The study recommends that the CDC be given broad new powers to oversee the U.S. quarantine system and put the agency in explicit control of monitoring for infectious disease.
Currently there are 18 quarantine stations established or in the process of being finalized, said Jennifer Morcone, a CDC spokesperson. That’s up from a mere eight stations in 2003. By the end of fiscal year 2006 the CDC hopes to have 25 stations located at airports and border crossings throughout the U.S., she said. When those 25 stations go operational they will cover about 75 million of the estimated 120 million that travel to the U.S. every year, according CDC’s commissioned report.
But hundreds more staff are needed, the report says, as is a revamped strategy for training current staffers and “surrogates,” as Benjamin calls the employees of Customs and Border Protection and U.S. Coast Guard, that must step in to handle health inspection duties at the vast majority of the nation’s 474 official entry points.
“A lot of the work [the quarantine system does] is done through surrogates and because of that we wanted the CDC to take a strategic step back and become managers of the whole system,” Benjamin said. “They kind of have the task already but it’s not explicit, there wasn’t a single person in charge and we felt they needed to be more explicit about them being in charge and managing the system.”
The entire quarantine system also is in need of more resources; the entire system was essentially dismantled over time.
Historically, there were quarantine stations at every U.S. port of entry, Morcone said. “And if you were entering the United States you were screened for infectious diseases, like smallpox, before you entered the states. However, “after we felt that we had licked infectious diseases, the quarantine station network was dismantled because it didn’t seem to be a prudent use of public health resources,” she said.

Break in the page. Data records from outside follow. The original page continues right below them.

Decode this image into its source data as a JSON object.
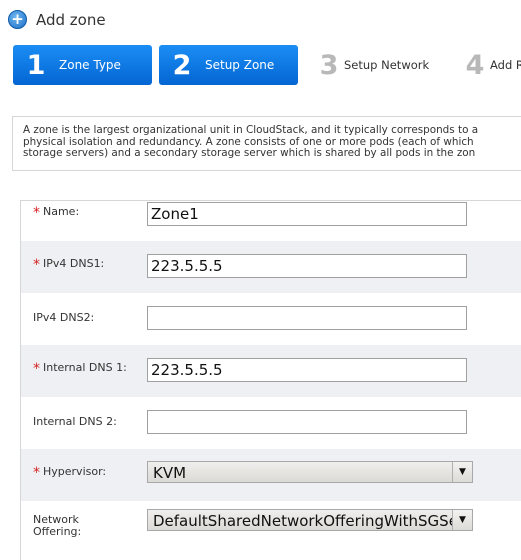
{
  "header": {
    "title": "Add zone",
    "icon": "add-circle-icon"
  },
  "steps": [
    {
      "number": "1",
      "label": "Zone Type"
    },
    {
      "number": "2",
      "label": "Setup Zone"
    },
    {
      "number": "3",
      "label": "Setup Network"
    },
    {
      "number": "4",
      "label": "Add R"
    }
  ],
  "description": {
    "line1": "A zone is the largest organizational unit in CloudStack, and it typically corresponds to a",
    "line2": "physical isolation and redundancy. A zone consists of one or more pods (each of which",
    "line3": "storage servers) and a secondary storage server which is shared by all pods in the zon"
  },
  "form": {
    "name": {
      "label": "Name:",
      "value": "Zone1",
      "required": true
    },
    "ipv4_dns1": {
      "label": "IPv4 DNS1:",
      "value": "223.5.5.5",
      "required": true
    },
    "ipv4_dns2": {
      "label": "IPv4 DNS2:",
      "value": "",
      "required": false
    },
    "internal_dns1": {
      "label": "Internal DNS 1:",
      "value": "223.5.5.5",
      "required": true
    },
    "internal_dns2": {
      "label": "Internal DNS 2:",
      "value": "",
      "required": false
    },
    "hypervisor": {
      "label": "Hypervisor:",
      "value": "KVM",
      "required": true
    },
    "network_offering": {
      "label_line1": "Network",
      "label_line2": "Offering:",
      "value": "DefaultSharedNetworkOfferingWithSGSer"
    }
  },
  "colors": {
    "accent": "#0d7be6",
    "required": "#d42222",
    "row_shade": "#eef0f3"
  }
}
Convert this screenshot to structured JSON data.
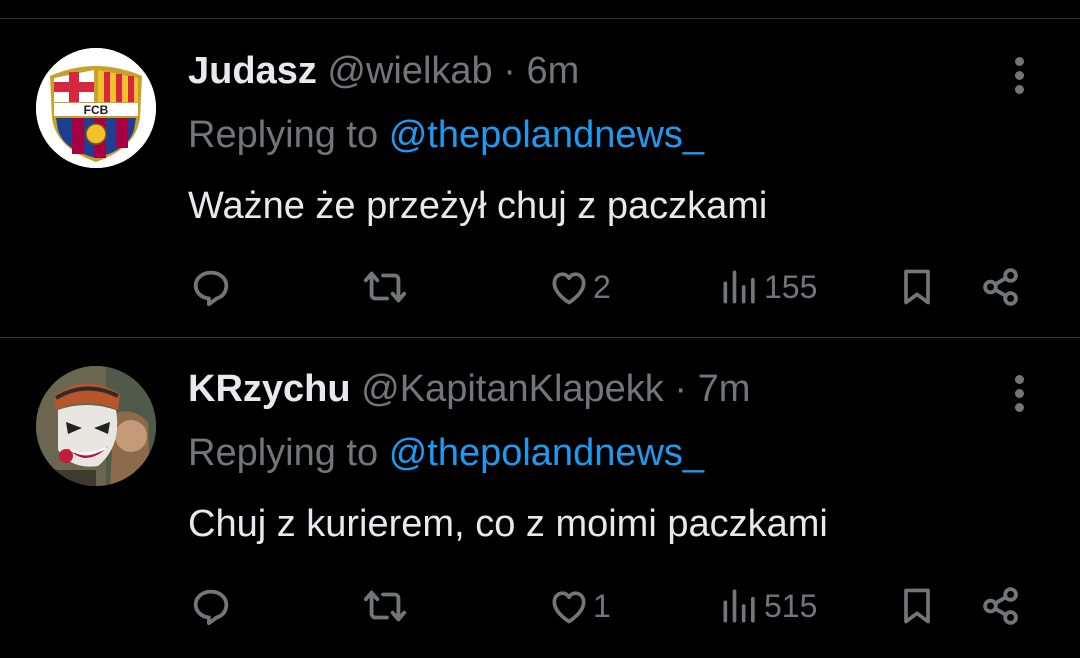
{
  "colors": {
    "background": "#000000",
    "text": "#e7e9ea",
    "muted": "#71767b",
    "link": "#1d9bf0",
    "divider": "#2f3336"
  },
  "tweets": [
    {
      "name": "Judasz",
      "handle": "@wielkab",
      "separator": "·",
      "time": "6m",
      "replying_prefix": "Replying to",
      "replying_to": "@thepolandnews_",
      "text": "Ważne że przeżył chuj z paczkami",
      "likes": "2",
      "views": "155",
      "avatar_icon": "fc-barcelona-crest",
      "avatar_text": "FCB"
    },
    {
      "name": "KRzychu",
      "handle": "@KapitanKlapekk",
      "separator": "·",
      "time": "7m",
      "replying_prefix": "Replying to",
      "replying_to": "@thepolandnews_",
      "text": "Chuj z kurierem, co z moimi paczkami",
      "likes": "1",
      "views": "515",
      "avatar_icon": "clown-avatar"
    }
  ],
  "icons": [
    "reply-icon",
    "retweet-icon",
    "like-icon",
    "views-icon",
    "bookmark-icon",
    "share-icon",
    "more-icon"
  ]
}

Then in 2003, in response to “to concerns about disease importation and bioterrorism and building on the SARS [severe acute respiratory syndrome] experience, the CDC realized the quarantine station network was a valuable asset and began to increase the number stations and enhance the training and response capability and modernize the functions of the quarantine stations at airports,” Morcone said.
The report says the CDC quarantine system should “shift their primary focus from inspecting people and cargo at individual ports to assuming leadership of activities of the broader quarantine system across local, state and national levels.” However, the report also notes that the traditional duties of the quarantine system are valid and should not be abandoned altogether.
Morcone said the CDC is working on all the report’s recommendations, developing a national plan and working on forging closer ties with state and local health officials, a traditionally tough task.
“Since colonial times, tension over the control of U.S. quarantine functions has existed between states and localities on one side and federal government on the other,” the report says.